5. Fehlbewertung und Brisanz der Lage

  • Eine Korrektur der Fed Mitte Oktober 2025 zeigt, dass das US-Finanzministerium Hedgefonds-Positionen um 1,4 Billionen US-Dollar zu niedrig eingeschätzt hatte.
  • Damit sind Hedgefonds mittlerweile größere Gläubiger der USA als Japan oder Großbritannien – eine erhebliche Abhängigkeit des US-Staates von spekulativen Akteuren.

6. Geldpolitische und makroökonomische Implikationen

  • Ein Zusammenbruch dieser hochverschuldeten Trades würde Renditen von Staatsanleihen sprunghaft steigen lassen, was
    • den Finanzmärkten,
    • der Realwirtschaft,
    • und der US-Regierung selbst (wegen steigender Finanzierungskosten) schadet.
  • Die Fed müsste erneut mit großvolumigen Anleihekäufen intervenieren, was die Inflation befeuern und neue Asset-Blasen auslösen könnte.
  • Damit gerät die Fed in eine politisch brisante Zwickmühle: Sie muss gleichzeitig Liquidität sichern und Inflation bekämpfen, was geldpolitisch widersprüchlich ist.

7. Kritische Einordnung

  • Die Situation verdeutlicht die Verflechtung von Schattenbanken, Geldmarkt und Zentralbankpolitik.
  • Der Basis-Trade fungiert in stabilen Zeiten als Liquiditätsquelle, entwickelt sich in Krisen jedoch zum systemischen Risiko.
  • Die aktuelle Abhängigkeit der Fed von Marktmechanismen widerspricht dem Ziel einer stabilitätsorientierten Geldpolitik.
  • Die Politik steht vor der Herausforderung, Hedgefonds stärker zu regulieren, um exzessive Hebelwirkungen einzudämmen – andernfalls droht eine Wiederholung der Liquiditätskrise von 2020.

Fazit:
Eine hochriskante, kreditfinanzierte Hedgefonds-Strategie destabilisiert aktuell den US-Geldmarkt.
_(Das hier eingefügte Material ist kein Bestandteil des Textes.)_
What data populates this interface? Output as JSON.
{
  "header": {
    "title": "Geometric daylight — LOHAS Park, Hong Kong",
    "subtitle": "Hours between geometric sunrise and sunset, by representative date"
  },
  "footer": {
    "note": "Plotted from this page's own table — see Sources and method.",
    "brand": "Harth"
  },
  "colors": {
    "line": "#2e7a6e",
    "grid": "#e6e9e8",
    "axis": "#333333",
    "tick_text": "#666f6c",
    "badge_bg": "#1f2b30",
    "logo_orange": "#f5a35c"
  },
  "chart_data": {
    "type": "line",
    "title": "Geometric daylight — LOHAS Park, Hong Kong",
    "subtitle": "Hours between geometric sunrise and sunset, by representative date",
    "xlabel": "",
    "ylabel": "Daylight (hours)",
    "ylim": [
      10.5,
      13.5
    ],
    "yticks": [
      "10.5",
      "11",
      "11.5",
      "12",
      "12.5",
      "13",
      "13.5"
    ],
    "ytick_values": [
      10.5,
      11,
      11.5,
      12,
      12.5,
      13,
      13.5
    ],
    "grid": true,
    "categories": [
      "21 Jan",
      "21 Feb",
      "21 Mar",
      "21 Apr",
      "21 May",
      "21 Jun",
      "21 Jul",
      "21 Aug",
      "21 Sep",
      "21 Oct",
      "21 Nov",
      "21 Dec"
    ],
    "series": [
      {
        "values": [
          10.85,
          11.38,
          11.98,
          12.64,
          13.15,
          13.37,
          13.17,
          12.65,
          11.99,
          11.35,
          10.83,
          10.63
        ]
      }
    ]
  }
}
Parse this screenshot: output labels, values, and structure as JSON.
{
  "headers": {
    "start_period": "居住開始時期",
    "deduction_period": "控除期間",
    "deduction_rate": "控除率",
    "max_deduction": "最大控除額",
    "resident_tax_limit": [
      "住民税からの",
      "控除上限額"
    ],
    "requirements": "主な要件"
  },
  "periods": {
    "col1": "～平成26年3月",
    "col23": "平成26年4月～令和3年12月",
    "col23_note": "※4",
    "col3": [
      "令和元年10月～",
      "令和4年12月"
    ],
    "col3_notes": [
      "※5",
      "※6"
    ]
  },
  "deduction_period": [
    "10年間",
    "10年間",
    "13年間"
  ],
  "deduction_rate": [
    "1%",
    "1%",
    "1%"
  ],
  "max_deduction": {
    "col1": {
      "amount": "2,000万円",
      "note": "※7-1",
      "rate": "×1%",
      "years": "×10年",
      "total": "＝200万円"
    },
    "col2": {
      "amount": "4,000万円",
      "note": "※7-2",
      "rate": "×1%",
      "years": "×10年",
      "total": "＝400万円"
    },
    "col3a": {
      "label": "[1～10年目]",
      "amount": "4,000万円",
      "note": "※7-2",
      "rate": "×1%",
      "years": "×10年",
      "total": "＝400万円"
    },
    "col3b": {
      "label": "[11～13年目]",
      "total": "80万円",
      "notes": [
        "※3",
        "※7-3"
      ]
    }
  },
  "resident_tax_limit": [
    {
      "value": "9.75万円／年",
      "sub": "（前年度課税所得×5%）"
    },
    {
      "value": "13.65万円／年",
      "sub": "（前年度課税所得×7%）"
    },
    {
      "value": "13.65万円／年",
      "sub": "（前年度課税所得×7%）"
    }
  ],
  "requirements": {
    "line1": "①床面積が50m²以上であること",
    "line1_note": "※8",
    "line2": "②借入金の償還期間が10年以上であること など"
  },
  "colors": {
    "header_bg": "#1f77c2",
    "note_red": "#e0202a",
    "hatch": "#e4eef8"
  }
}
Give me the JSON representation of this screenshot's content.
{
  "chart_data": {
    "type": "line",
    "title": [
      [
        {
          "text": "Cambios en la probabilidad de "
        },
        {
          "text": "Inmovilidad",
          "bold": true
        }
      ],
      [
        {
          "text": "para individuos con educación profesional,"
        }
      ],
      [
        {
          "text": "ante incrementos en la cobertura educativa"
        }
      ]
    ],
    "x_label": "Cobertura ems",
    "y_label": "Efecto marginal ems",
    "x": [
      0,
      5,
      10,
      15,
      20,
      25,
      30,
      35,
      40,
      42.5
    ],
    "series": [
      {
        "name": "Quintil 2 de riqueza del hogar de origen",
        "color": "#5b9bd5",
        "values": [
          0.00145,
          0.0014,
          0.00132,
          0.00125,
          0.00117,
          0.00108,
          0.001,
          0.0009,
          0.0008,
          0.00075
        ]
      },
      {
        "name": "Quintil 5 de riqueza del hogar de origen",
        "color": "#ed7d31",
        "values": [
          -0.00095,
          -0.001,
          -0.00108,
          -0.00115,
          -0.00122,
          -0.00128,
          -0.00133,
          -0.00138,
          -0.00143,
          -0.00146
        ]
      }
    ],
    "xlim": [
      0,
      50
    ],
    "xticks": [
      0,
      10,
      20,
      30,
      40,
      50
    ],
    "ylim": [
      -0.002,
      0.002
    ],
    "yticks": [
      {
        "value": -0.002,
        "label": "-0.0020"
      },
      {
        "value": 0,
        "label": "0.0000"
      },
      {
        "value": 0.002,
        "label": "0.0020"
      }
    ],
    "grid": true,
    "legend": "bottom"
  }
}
Die Fed reagiert mit massiven Liquiditätseinschüssen, steht dabei aber im Widerspruch zu ihrem Inflationsziel. Das Problem ist strukturell: Das Finanzsystem hängt zunehmend von kurzfristiger, fremdfinanzierter Spekulation ab – mit potenziell gravierenden Folgen für die globale Finanzstabilität.